My Business Plan

Business Plan

Business Plan

Gave a lot of thought this weekend in developing a business plan. Some way to gain a little coin without being encumbered by rules, and regulations such as would inhibit the profitability of such a venture. I studied many models, and theories, even watched one of them info-mercials where some guy in a pool out in Arizona somewhere told me that if I just cashed in my 401K and send it to him that I could get a cruise to Mexico. I gave that some thought, but I’ve been to Mexico and decided against it.

Anyway, I finally developed a model that seemed to fill the bill. I’m going down to Walmart today, and I’m going to buy me one of those state of the art printers. You know, one of them super high tech, WiFi gadgets that will print from my iPhone, TV, just about anywhere I want. Then I’m going to Staples and buy me the best paper I can find. You know, the cotton stuff. I am bringing all this back home and put my plan in action.

I’m going to start by printing me up a couple billion dollars. I will sell these dollars to local businesses who need spot cash, and of course charge for the service, toner costs money you know. Now for regular customers I’ll charge accordingly, but like, crack dealers, folks like that, we’ll cut a special deal, and of course I won’t spread the word on all these deals, we’ll just keep it between us. I’ll need a new car, so I’ll just print up some cash for myself and run down there and buy it on credit. See how that works? I got the cash, but I won’t spend it, I’ll just show it to them, and then default on the loan. If they get all uppity about it, I’ll just show them more cash, spread the wealth a little, and keep the car. This will create a debt that will bankrupt the car lot, but no matter. Another customer!

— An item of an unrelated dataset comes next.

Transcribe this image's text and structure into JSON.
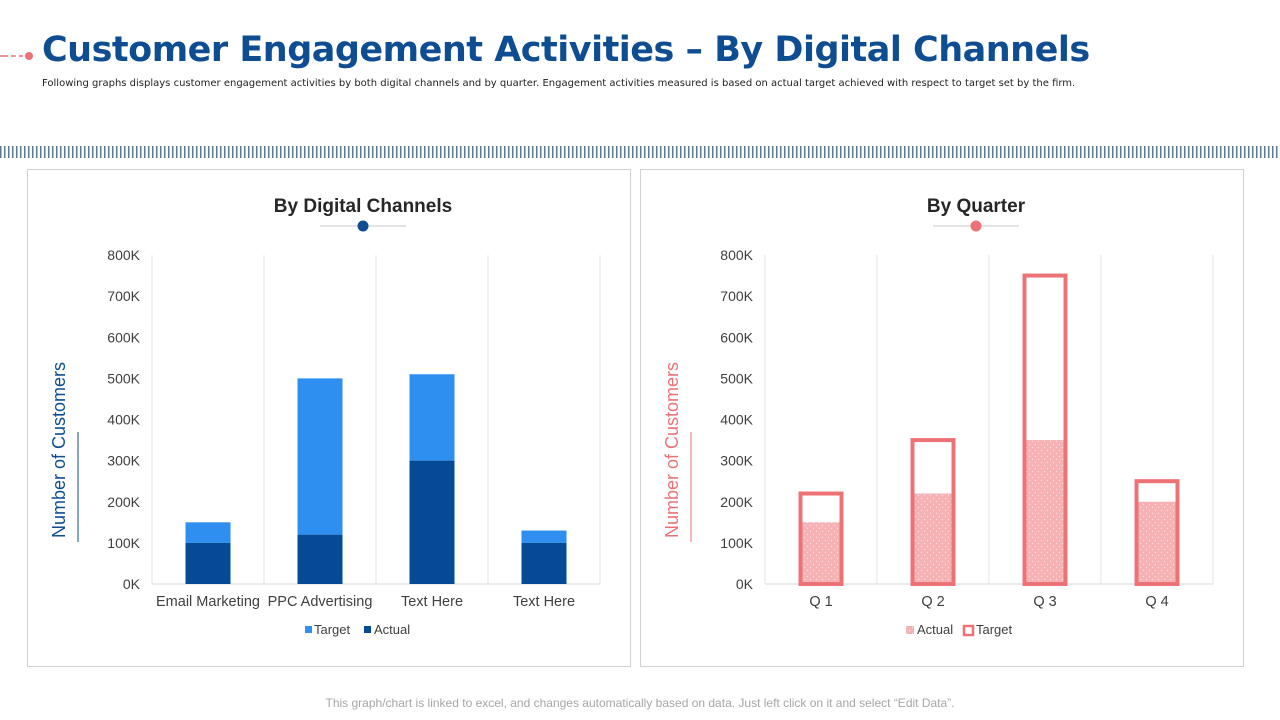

If the police get involved then I’ll just tell them that they have no authority over me, and that’s because I’ll be printing money for the whole city council, and they’ll be so far in debt to me that the police will just have to take a number and go home. Oh, if they need, like, bullets or such, then I’ll be happy to help them out, and that’ll work right in because when the people I don’t hold up get all concerned, and start to have what you call citizen’s action groups, I’ll just sic the cops on them, and they’ll go right away.

Had to come up with a name for this conglomeration. Something catchy, official sounding, and elusive. I couldn’t come across like the out and out criminal that I am, I mean selling folks paper that’s absolutely worthless. After much consideration I came up with a name. I’ll just call it The Federal Reserve. Yeah . . . that ought to work.  How do ya’ll like my business plan?